Não é possível compreender o mundo sem estar nele, caminhando com ele, sentindo sua textura.
— Tim Ingold

Será que a grande entrega de uma pesquisa cultural está mesmo nos achados, ideias e respostas que reúne em um relatório? É claro que tudo isso tem sua relevância, mas são detalhes diante da contribuição que de fato este tipo de estudo apresenta: uma versão analógica do mundo.

As pesquisas culturais oferecem ao mercado um contraponto cognitivo urgente. Em um ambiente cada vez mais guiado por raciocínios lógicos, fórmulas e métricas, esse tipo de abordagem é fundamental para ancorar as empresas em uma realidade menos autorreferente e confinada às suas próprias categorias e métricas.

O consumidor não escolhe, ele compõe. Não decide, mas intui. Ele cria colagens simbólicas para habitar o mundo.

Ao priorizar perspectivas utilitárias sobre a realidade, restrita a dores, desejos e necessidades de consumo de uma determinada categoria, o mercado acaba se viciando em modelos mentais lineares, marcado por regras, fórmulas, métricas, axiomas e deduções.

A atual obsessão do mercado por dados reflete um pouco este viés cientificista. Se por um lado, dados conseguem trazer leituras objetivas e de fácil assimilação, também criam distorções e alucinações ao circunscreverem a realidade apenas àquilo que conseguem parametrizar. Como observa David Howes, a cultura não é um dado a ser coletado, mas um campo sensorial a ser vivido.

Estudos de cultura, neste cenário, promovem um modelo de pensamento analógico, associativo, reflexivo e desestruturado no qual a realidade é apreendida não como dados, fatos e ocorrências, mas a partir do exercício fortuito de vivenciar um mundo repleto de sentidos, sentimentos, emoções, afetos e memórias sobre as quais se ancoram as experiências cotidianas.

O pensamento analógico não é um adorno poético da pesquisa: é seu método fundador quando lidamos com subjetividade, cultura e sentidos. Ele é a linguagem da complexidade, da ambiguidade e da experiência encarnada — exatamente os terrenos onde se constrói valor de marca, preferência e lealdade, visto que, no consumo, as decisões raramente seguem a lógica causal linear; elas operam por ecos, ressonâncias e associações difusas.

Enquanto o pensamento lógico opera pela otimização de soluções conhecidas, o pensamento analógico se move pelo desvio, pela emergência e pelo improviso. Inovar, nesse sentido, não é apenas resolver um problema, mas descobrir novos modos de estar no mundo. É menos uma meta e mais um processo, uma travessia, um deslocamento simbólico que exige abertura ao inesperado e sensibilidade para o indizível. O conhecimento produzido por pesquisas culturais se torna, assim, um catalisador de rupturas criativas.

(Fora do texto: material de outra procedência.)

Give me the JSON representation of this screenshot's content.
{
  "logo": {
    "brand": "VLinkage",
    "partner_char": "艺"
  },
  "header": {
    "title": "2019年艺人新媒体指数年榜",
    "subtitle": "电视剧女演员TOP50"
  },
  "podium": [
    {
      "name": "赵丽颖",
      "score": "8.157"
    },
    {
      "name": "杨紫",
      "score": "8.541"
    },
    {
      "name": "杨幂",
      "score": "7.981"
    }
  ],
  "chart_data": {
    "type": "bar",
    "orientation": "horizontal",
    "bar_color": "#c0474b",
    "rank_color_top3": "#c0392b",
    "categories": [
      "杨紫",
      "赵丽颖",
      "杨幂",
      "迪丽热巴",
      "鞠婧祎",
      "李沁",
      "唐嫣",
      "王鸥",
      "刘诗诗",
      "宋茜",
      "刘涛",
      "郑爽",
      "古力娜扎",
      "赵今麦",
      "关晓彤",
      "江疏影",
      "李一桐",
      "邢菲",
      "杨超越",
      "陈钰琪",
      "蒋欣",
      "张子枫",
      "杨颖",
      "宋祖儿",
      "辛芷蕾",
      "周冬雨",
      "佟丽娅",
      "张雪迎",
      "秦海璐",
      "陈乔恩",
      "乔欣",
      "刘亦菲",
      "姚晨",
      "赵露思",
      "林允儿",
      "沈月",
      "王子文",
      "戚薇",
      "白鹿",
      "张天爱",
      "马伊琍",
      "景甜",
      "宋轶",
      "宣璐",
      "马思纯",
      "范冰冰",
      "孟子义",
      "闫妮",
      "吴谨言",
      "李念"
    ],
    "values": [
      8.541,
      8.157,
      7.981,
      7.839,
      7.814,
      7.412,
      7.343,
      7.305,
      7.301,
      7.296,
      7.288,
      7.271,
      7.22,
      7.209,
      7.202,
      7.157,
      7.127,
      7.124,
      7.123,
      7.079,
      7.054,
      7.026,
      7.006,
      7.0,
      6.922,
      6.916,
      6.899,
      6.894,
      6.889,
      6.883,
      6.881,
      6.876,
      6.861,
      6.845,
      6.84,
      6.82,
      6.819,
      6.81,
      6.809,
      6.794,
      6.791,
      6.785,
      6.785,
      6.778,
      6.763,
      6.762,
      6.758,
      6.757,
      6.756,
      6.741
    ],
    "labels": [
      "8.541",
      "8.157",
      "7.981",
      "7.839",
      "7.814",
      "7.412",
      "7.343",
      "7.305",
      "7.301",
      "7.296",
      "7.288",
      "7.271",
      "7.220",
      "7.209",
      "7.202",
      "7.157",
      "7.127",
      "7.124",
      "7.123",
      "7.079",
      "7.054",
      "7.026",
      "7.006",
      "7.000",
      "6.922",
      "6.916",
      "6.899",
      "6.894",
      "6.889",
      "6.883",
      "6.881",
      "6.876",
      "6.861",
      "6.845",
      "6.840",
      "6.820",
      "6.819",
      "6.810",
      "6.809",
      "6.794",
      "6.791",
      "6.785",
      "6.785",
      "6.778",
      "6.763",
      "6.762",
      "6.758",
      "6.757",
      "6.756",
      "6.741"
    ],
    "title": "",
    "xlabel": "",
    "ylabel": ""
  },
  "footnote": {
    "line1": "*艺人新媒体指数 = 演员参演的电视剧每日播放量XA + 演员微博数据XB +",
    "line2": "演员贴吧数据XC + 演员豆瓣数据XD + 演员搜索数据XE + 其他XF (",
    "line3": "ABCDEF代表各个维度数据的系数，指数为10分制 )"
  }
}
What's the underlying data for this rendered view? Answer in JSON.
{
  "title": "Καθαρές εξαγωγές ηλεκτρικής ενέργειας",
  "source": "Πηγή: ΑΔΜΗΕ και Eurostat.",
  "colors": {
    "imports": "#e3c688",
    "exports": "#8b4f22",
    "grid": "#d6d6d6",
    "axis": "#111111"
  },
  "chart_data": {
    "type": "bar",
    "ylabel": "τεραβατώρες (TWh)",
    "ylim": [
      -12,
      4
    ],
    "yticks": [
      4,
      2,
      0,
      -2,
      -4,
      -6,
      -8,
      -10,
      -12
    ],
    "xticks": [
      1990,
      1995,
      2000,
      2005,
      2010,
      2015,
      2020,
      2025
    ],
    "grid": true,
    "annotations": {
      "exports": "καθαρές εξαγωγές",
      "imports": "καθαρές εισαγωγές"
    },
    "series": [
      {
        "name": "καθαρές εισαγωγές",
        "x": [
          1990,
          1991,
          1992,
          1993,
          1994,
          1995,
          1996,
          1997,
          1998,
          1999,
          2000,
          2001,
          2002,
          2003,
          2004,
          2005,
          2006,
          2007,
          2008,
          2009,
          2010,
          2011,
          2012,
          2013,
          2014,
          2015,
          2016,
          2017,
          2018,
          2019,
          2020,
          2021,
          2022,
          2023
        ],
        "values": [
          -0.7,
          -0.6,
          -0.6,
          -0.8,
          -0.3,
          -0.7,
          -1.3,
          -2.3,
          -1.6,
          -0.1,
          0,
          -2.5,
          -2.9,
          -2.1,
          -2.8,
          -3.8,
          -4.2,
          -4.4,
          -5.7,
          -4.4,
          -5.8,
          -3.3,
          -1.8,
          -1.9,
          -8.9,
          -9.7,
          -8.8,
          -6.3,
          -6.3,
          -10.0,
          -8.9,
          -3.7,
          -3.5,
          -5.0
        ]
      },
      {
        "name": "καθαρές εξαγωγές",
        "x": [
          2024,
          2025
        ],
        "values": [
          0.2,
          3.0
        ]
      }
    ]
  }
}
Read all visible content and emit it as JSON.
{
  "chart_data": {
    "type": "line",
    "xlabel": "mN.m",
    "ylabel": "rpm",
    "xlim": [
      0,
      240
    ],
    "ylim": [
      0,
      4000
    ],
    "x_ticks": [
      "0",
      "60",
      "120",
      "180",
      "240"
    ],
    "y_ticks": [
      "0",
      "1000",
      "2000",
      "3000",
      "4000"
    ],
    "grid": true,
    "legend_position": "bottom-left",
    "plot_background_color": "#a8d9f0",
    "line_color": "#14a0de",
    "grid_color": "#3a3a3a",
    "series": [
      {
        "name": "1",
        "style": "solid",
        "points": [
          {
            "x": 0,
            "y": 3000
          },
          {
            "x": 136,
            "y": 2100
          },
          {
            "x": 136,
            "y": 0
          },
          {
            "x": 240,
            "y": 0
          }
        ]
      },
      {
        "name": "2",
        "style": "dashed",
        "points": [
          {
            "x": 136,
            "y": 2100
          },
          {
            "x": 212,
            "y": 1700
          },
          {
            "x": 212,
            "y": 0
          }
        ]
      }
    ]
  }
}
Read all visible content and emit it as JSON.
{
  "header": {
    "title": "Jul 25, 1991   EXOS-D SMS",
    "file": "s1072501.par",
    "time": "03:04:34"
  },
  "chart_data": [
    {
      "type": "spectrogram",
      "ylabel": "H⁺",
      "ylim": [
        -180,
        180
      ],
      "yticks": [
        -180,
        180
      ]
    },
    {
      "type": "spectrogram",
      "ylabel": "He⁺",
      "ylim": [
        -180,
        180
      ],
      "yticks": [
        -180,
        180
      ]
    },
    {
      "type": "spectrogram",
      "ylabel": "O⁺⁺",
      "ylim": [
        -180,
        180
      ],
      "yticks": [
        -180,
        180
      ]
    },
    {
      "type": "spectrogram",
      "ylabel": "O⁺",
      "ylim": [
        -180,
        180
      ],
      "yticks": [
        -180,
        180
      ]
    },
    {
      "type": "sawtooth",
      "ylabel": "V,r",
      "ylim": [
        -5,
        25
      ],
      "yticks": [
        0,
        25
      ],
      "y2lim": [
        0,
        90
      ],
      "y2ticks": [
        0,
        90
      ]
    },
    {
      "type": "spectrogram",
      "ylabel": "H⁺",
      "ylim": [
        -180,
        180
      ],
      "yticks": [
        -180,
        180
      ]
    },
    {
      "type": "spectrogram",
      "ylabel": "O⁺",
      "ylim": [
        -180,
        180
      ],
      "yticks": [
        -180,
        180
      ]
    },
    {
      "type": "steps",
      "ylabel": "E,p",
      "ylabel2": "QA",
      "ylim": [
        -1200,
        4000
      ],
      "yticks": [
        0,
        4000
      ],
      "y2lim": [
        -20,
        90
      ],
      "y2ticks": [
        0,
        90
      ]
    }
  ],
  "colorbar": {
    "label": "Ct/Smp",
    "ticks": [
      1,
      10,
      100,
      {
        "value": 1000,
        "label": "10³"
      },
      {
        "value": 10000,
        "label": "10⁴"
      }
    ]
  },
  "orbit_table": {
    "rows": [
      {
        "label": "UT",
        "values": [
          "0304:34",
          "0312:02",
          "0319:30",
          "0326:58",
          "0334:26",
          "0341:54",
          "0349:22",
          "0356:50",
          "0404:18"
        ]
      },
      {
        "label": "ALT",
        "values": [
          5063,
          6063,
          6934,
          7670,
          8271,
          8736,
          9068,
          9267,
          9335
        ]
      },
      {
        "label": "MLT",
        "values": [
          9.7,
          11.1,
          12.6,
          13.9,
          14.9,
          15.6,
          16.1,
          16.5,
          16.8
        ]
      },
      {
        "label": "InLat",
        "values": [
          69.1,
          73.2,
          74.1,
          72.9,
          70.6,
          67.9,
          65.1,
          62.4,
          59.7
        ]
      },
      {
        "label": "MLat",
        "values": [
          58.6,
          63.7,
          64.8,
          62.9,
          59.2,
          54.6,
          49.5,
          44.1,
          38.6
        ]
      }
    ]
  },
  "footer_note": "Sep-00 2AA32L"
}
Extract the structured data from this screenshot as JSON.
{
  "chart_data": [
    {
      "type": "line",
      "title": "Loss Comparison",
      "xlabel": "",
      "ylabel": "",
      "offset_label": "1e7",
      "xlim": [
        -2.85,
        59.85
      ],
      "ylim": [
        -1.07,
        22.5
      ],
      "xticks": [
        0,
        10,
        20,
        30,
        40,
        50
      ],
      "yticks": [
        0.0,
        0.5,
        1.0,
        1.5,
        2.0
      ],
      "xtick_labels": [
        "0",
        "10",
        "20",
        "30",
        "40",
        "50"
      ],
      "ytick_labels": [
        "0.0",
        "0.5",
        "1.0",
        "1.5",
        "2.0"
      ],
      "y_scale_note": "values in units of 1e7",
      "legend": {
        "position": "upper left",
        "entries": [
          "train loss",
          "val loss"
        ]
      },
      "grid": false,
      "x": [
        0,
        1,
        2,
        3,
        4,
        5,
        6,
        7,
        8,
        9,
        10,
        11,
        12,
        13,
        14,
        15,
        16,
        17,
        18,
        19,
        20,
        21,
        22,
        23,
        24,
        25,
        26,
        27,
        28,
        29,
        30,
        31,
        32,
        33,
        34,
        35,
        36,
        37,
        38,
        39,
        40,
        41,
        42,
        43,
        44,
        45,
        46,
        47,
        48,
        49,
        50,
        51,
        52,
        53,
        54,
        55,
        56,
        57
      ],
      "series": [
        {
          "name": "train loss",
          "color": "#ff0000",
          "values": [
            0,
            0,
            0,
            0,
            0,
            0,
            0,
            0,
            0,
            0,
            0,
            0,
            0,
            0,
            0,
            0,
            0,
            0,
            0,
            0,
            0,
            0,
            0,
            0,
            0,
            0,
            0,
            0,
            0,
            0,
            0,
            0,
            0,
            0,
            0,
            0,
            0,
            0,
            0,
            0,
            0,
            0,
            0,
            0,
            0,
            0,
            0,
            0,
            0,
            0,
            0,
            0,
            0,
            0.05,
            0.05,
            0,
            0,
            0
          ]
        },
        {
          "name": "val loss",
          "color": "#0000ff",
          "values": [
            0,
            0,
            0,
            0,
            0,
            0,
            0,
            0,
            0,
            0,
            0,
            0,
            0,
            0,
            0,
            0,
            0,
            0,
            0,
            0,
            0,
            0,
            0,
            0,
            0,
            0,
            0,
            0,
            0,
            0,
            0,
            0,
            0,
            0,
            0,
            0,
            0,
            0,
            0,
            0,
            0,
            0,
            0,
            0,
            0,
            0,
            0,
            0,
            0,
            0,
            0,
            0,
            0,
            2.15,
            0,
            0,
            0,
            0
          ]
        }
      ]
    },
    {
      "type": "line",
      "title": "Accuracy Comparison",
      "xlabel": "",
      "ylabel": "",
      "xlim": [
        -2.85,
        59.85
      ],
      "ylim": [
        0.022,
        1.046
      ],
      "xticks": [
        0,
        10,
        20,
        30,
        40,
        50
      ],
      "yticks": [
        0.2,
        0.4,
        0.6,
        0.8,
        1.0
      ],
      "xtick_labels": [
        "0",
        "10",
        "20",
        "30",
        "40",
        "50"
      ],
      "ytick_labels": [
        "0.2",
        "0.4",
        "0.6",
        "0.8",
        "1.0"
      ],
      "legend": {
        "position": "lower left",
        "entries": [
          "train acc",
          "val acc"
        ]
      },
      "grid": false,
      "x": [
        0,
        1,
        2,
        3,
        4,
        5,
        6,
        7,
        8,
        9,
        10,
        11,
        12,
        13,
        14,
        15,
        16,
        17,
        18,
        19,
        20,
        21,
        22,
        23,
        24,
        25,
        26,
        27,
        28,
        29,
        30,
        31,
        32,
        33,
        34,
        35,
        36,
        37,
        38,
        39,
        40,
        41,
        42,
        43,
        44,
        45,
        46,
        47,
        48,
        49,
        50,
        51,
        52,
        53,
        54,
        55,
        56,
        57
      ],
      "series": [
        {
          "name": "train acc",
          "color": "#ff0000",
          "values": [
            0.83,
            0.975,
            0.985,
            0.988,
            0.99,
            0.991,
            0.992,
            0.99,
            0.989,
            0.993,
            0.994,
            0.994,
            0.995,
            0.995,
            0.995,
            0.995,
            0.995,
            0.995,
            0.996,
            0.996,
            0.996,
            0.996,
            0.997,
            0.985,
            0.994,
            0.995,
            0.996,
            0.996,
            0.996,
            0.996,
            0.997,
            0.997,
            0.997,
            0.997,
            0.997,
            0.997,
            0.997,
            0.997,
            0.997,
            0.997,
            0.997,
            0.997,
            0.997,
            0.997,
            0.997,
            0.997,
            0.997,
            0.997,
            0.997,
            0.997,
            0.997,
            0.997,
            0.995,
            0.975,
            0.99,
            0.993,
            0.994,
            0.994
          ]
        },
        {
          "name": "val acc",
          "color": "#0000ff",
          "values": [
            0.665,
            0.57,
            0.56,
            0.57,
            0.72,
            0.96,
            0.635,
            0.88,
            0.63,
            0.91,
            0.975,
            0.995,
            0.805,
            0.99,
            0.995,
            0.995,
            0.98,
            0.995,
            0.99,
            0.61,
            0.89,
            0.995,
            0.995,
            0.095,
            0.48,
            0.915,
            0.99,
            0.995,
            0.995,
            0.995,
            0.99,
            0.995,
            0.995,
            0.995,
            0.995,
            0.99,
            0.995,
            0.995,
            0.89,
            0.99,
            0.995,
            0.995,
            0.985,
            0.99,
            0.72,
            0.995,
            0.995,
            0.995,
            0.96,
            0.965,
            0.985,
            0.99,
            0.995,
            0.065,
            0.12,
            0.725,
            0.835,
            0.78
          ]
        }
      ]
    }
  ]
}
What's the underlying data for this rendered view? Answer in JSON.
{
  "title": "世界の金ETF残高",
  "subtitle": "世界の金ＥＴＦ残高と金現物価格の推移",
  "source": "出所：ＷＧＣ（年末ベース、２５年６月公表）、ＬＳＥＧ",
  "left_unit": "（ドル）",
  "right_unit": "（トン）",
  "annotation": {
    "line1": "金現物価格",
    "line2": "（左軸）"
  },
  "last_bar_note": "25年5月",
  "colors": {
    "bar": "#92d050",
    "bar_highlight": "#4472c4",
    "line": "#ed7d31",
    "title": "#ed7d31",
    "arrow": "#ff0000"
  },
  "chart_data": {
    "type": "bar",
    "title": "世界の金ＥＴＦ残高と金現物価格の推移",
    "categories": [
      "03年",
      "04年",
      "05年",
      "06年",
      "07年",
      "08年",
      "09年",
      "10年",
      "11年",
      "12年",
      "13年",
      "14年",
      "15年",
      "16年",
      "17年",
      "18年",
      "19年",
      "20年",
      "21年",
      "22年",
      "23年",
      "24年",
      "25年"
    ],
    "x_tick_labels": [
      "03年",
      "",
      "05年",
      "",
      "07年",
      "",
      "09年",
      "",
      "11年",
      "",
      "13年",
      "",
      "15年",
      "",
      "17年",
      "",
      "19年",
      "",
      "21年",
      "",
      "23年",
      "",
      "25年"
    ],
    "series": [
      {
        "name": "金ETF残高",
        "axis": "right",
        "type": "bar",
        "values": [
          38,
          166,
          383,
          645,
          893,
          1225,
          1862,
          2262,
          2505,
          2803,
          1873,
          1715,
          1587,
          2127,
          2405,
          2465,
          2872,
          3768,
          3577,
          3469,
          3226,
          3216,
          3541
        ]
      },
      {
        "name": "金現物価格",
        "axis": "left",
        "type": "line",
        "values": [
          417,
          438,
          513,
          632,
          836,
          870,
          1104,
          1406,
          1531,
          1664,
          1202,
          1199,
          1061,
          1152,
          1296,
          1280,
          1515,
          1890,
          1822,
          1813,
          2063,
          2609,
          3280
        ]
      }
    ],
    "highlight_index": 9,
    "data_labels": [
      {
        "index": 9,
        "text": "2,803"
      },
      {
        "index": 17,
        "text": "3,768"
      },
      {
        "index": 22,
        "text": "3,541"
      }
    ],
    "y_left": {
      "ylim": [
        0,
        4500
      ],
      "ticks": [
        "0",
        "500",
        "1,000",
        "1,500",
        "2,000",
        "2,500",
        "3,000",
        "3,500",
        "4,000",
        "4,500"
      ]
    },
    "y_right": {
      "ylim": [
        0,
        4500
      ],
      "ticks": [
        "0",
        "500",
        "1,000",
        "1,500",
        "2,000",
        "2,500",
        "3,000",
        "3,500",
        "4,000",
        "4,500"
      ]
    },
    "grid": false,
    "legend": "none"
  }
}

São os contextos, histórias e memórias que marcam a interação das pessoas com as marcas, ou seja, quanto maior o campo semântico, afetivo e mnemônico trabalhado por ela, mais profunda e verdadeira será a conexão que estabelece.

As marcas precisam ser compreendidas não apenas como signos visuais ou conceitos estratégicos, mas como experiências sinestésicas complexas para os quais o pensamento lógico não consegue dar vasão.

O branding, nesse cenário, deixa de ser uma técnica de diferenciação e passa a ser uma prática simbólica e sensível. A marca não é apenas aquilo que comunica, mas o que evoca, o que desperta, o que toca e expressa por meio da cultura. Uma marca forte é aquela que se inscreve na memória afetiva, que reverbera no corpo e nos sentidos, que se mistura com a paisagem emocional do consumidor. A pesquisa cultural revela essas camadas ocultas de significação, permitindo que o branding se torne mais poroso, relacional e potente.

O pensamento analógico permite às marcas suspenderem por uns instantes os limites que se auto-infligem ao organizarem suas ações em torno de segmentos, tiers de preço, KPIs e categorias, e olharem para si sob as lentes do repertório semântico que as pessoas criam em torno delas. Como diria Ingold, é preciso pensar com os pés no chão e os sentidos despertos — não como quem mapeia o mundo de fora, mas como quem o percorre de dentro, construindo sentido a cada passo.

É nesse caminhar atento que a pesquisa cultural se inscreve: não como instrumento de leitura do mercado, mas como um modo de reencantá-lo. Revela menos o que os consumidores fazem, e mais aquilo que os move. Aponta menos para tendências, e mais para territórios sensíveis de significação. Onde a lógica mede, a cultura envolve. Onde os dados explicam, os sentidos tocam. A verdadeira entrega, portanto, não está no que a pesquisa mostra — mas no que ela ressignifica.